Posts in category mindstorms

The Floppy-Disk Archiving Machine, Mark III

"I'm not building a Mark III."

Famous last words.

I made the mistake of asking my parents if they had any 3.5" floppy disks at their place.

They did.

And a couple hundred of them were even mine.

Faced with the prospect of processing another 500-odd disks, I realized the Mark III was worth doing. So I made a few enhancements for the Floppy Machine Mark III:

  • Changed the gearing of the track motor assembly to increase torque and added plates to keep its structure from spreading apart. The latter had been causing the push rod mechanism to bind up and block the motor, even at 100% power.
  • Removed the 1x4 technic bricks from the end of the tractor tread, and lengthened the tread by several links and added to the top of the structure under those links. This reduced the frequency that something got caught on the structure and caused a problem.
  • Extended the drive's shell's lower half by replacing the 1x6 technic bricks with 1x10 technic bricks; and a 1x4 plate on the underside flush with the end. This made the machine more resilient to the drive getting dropped too quickly.
  • Added 1x2 bricks to lock the axles into place for the drive shell's pivot point, since they seemed to be working their way out very slowly.
  • Added 1x16 technic bricks to the bottom of all the legs, and panels to accommodate that, increasing the machine's height by 5" and making it easier to pull disks out of the GOOD and BAD bins.
  • Added doors at the bottom of the trays in the front to keep disks from bouncing out
  • Added back wall at bottom of the trays in the back to keep disks from bouncing out.
  • Moved the ultrasonic sensor lower in an attempt to reduce the false empty magazine scenario. This particular issue was sporadic enough that the effectiveness of the change is hard to determine. I only had one false-empty magazine event after this change.
  • Added a touch sensor to detect when the push rod has been fully retracted in order to protect the motor. Before this, the machine identified the position of the push rod by driving the push rod to the extreme right until the motor blocked. This seems to have had a negative effect upon the motor in question. Turning the rotor of that poor, abused motor in one direction has a very rough feel. This also used the last sensor port on the NXT. (One ultrasonic sensor and three touch sensors.)
  • Replaced the cable to the push rod motor with a longer one from HiTechnic.
  • Significantly modified the controlling software to calibrate locations of the motors in ways that did not require driving a motor to a blocked state.
  • Enhanced the controlling software to allow choosing what events warranted marking a disk as bad and which didn't.
  • Enhanced the data recovery software to allow bailing on the first error detected. This helps when you want to do an initial pass through the disks to get all the good disks archived first. Then you can run the disks through a second time, spending more time recovering the data off the disks.
  • Enhanced the controlling software to detect common physical complications and take action to correct it, such as making additional attempts to eject a disk.

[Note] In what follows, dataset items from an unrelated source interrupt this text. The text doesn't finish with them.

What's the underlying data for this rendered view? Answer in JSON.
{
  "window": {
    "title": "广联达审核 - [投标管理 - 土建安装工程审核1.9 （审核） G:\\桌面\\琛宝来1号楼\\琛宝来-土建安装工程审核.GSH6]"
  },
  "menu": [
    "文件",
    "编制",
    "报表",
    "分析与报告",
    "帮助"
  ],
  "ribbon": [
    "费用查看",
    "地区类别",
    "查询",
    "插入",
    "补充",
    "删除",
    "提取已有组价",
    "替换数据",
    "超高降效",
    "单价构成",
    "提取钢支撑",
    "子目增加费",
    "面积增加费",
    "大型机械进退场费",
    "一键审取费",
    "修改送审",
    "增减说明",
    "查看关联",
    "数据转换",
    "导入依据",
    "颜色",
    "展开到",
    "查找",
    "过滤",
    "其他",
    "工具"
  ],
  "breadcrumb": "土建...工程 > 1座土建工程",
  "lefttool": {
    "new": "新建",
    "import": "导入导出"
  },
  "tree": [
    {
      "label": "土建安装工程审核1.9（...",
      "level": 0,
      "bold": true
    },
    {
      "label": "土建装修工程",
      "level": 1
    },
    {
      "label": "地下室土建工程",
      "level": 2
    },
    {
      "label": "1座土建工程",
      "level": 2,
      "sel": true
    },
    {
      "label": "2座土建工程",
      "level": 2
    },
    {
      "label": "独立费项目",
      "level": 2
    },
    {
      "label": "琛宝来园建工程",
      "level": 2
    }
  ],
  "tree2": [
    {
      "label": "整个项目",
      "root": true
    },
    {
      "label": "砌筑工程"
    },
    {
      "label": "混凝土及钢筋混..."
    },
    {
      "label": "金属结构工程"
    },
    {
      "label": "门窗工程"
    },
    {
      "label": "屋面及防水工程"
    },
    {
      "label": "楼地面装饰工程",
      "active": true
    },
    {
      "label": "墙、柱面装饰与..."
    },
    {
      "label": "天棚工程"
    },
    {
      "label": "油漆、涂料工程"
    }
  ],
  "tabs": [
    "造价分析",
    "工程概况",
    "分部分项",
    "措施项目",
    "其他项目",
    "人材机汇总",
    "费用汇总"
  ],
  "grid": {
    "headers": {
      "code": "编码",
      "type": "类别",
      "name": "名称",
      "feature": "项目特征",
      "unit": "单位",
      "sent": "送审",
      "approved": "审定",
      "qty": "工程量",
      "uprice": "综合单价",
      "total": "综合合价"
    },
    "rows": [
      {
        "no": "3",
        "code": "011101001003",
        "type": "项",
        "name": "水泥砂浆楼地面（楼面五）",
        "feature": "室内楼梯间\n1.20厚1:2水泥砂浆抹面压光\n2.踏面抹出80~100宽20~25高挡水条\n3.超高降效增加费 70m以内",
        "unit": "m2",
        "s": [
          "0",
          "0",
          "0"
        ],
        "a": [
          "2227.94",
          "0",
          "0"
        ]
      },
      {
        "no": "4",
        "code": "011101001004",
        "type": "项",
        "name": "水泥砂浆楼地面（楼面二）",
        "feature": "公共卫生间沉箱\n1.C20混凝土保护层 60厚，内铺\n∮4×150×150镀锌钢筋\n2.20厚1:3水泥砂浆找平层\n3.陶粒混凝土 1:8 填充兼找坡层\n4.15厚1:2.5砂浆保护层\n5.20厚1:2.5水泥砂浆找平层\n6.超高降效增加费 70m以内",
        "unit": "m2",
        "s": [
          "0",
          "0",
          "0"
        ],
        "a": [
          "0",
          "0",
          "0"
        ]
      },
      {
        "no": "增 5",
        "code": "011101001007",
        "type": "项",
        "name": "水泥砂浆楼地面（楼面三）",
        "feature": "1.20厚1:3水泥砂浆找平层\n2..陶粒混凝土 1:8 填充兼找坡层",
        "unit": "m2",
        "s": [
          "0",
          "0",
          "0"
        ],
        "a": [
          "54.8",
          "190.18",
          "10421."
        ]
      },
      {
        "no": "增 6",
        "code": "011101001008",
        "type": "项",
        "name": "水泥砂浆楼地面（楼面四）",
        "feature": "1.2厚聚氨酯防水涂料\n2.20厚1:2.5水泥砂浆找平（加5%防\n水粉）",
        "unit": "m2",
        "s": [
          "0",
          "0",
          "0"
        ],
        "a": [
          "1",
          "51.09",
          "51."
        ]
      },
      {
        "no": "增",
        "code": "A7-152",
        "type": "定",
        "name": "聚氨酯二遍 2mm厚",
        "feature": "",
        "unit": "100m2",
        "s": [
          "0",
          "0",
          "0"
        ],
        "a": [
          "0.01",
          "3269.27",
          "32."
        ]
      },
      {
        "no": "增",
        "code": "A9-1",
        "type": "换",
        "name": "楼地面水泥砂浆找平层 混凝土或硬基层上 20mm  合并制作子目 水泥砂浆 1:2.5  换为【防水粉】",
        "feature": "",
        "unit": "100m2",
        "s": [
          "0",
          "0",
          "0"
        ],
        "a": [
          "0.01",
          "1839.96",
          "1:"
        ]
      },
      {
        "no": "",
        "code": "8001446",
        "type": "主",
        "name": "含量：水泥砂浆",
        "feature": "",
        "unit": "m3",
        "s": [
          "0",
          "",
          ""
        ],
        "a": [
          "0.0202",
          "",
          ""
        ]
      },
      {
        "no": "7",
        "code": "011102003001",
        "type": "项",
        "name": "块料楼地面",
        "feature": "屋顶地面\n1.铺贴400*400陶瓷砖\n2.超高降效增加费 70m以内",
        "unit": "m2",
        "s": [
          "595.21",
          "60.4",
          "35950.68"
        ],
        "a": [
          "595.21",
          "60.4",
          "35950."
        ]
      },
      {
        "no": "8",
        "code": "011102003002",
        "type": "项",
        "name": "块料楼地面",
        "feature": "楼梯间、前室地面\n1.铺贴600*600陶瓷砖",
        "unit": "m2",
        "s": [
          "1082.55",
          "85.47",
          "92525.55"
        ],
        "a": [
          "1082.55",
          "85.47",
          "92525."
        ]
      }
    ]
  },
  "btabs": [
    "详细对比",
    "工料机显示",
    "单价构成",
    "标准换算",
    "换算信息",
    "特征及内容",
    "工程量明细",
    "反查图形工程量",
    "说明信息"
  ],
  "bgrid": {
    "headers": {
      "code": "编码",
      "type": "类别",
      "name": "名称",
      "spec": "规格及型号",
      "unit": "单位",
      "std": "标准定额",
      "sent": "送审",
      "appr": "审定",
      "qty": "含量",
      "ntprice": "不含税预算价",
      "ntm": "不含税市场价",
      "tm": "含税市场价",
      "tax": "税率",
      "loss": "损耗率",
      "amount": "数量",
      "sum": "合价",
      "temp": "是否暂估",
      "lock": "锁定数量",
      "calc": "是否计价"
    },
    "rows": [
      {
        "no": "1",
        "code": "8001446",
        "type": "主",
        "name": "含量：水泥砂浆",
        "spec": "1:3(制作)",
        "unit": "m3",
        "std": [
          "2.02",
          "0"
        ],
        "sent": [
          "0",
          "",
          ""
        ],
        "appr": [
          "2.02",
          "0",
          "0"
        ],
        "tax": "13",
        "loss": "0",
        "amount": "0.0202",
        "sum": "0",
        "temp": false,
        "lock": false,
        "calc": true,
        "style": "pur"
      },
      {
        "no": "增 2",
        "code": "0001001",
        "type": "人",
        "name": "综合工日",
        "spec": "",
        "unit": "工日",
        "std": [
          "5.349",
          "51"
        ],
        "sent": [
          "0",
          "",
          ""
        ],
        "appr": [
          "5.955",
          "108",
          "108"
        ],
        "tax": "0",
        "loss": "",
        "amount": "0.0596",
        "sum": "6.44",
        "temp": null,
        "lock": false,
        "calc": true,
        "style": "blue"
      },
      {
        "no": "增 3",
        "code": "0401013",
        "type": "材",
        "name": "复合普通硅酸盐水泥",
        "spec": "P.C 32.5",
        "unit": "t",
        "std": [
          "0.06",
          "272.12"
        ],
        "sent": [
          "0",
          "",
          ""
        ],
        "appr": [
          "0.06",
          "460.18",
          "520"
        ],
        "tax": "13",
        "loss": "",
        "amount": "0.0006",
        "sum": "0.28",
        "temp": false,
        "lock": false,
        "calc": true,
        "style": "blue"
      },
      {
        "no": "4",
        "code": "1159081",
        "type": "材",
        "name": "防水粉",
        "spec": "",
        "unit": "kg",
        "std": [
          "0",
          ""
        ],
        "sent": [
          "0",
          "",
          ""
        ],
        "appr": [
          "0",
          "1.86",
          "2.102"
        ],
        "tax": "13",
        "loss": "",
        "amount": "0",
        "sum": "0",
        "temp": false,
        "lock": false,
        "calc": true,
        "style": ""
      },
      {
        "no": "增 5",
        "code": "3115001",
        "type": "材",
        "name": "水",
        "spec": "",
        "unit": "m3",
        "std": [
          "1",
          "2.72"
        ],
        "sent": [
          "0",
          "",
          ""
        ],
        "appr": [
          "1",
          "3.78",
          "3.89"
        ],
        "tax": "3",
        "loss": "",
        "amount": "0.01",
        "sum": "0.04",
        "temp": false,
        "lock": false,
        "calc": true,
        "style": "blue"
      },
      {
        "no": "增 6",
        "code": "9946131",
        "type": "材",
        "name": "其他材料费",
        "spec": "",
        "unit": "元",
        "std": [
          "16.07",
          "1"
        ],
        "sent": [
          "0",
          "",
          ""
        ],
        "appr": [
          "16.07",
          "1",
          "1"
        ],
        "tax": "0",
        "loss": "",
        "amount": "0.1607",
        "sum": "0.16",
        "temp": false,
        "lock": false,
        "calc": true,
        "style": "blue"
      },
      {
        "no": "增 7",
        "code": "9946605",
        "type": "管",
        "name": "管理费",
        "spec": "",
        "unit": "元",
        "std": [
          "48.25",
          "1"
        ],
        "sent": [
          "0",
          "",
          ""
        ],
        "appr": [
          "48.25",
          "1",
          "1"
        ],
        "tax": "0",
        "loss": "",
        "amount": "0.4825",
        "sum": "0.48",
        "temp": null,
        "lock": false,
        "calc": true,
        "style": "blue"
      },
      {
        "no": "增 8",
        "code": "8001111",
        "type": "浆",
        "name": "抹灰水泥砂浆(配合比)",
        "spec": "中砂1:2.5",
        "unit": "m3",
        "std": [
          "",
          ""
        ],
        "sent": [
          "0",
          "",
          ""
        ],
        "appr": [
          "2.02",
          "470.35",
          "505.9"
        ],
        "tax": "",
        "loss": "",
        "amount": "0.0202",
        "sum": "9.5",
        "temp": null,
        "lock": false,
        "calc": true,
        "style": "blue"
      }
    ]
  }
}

With those changes, the Mark III wound up much more rainbow-warrior than the Mark II:

floppy machine mark iii

And naturally, I updated the model with the changes:

floppy machine mark iii model

The general theme for the Mark II was to rebuild the machine with a cleaner construction, reasonable colors, and reduced part count. The general theme for the Mark III was to improve the reliability of the machine so it could process more disks with less baby-sitting.

All told, I had 1196 floppy disks. If you stack them carefully, they'll fit in a pair of bankers boxes.

boxes of disks

And with that, I'm done. No Mark IV. For real, this time. I hope.

Previously: the Mark II

The Floppy-Disk Archiving Machine, Mark II

Four and a half years ago, I built a machine to archive 3.5" floppy disks. By the time I finished doing the archiving of the 443 floppies, I realized that it fell short of what I wanted. There were a couple of problems:

  • many 3.5" floppy disk labels wrap around to the back of the disk
  • disks were dumped into a single bin
  • the machine was sensitive to any shifts to the platform, which consisted of two cardboard boxes
  • the structure of the frame was cobbled together and did not use parts efficiently
  • lighting was ad-hoc and significantly affected by the room's ambient light
  • the index of the disks was cumbersome

I recently had an opportunity to dust off the old machine (quite literally), and do a complete rebuild of it. That allowed me to address the above issues. Thus, I present:

The Floppy-Disk Archiving Machine, Mark II

The Mark II addresses the shortcomings of the first machine.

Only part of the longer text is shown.